If inflation unexpectedly rises to 7%, the real wage increase for the union would be 2%, benefiting Friendly Airlines. A 5% unexpected rise in inflation hurts individuals with cash or fixed-rate loans, but a COLA wage contract would protect the individual from inflation's impact. Indexing contracts to inflation helps maintain purchasing power.

Step-by-step explanation:

When inflation rises unexpectedly to 7%, instead of the agreed 6%, the real wage increase for the union would be less than the agreed 3%, specifically 2% (9% nominal increase - 7% inflation). This scenario benefits Friendly Airlines as the actual compensation increase is lower than initially planned. The large resources devoted by the union to monitoring inflation reflect the high transaction costs associated with variable inflation.

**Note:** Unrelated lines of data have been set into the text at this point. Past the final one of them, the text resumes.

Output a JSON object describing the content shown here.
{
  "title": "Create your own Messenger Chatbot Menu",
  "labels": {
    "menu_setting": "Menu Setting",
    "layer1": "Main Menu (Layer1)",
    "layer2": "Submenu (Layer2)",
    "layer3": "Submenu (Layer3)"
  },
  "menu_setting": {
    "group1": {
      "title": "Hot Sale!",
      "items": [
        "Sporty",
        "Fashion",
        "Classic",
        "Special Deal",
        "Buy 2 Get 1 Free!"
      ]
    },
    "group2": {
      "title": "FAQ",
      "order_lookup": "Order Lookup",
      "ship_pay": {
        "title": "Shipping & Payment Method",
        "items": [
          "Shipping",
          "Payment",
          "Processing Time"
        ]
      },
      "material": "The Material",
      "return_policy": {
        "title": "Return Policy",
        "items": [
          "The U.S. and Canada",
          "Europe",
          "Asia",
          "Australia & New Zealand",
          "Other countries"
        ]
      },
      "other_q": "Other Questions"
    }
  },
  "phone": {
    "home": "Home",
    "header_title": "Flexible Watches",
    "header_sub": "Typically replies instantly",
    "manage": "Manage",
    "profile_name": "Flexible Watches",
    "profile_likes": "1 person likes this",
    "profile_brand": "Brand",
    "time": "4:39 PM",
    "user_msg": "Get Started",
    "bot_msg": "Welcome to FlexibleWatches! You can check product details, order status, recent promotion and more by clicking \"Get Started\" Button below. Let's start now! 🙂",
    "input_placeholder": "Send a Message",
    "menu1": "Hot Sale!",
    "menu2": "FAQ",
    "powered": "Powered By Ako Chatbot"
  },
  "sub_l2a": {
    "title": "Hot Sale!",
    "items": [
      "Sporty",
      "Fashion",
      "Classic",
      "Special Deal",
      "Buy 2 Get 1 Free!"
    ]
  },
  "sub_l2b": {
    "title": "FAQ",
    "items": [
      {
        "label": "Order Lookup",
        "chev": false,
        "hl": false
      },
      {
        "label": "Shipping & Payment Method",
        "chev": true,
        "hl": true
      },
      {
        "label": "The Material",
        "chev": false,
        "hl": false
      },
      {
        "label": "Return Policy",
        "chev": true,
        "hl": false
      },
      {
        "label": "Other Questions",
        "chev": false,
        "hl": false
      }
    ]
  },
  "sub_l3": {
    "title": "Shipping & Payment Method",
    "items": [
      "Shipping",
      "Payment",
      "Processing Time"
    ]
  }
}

Regarding the impact of a 5% unexpected rise in inflation on different economic actors:

  • A union member with a COLA (Cost of Living Adjustment) wage contract is generally unaffected as their wage will automatically adjust to cover the increased cost of living due to inflation.
  • Someone with a large stash of cash in a safe deposit box is hurt as the value of their cash depreciates.
  • A bank lending money at a fixed rate of interest is also hurt because it gets repaid in devalued currency.
  • A person who is not due to receive a pay raise for another 11 months is hurt since their purchasing power will decrease while waiting for the raise.

Meanwhile, indexing wage contracts and interest rates to inflation helps prevent the decrease in purchasing power and standard of living that can occur when wages fail to keep up with rising price levels.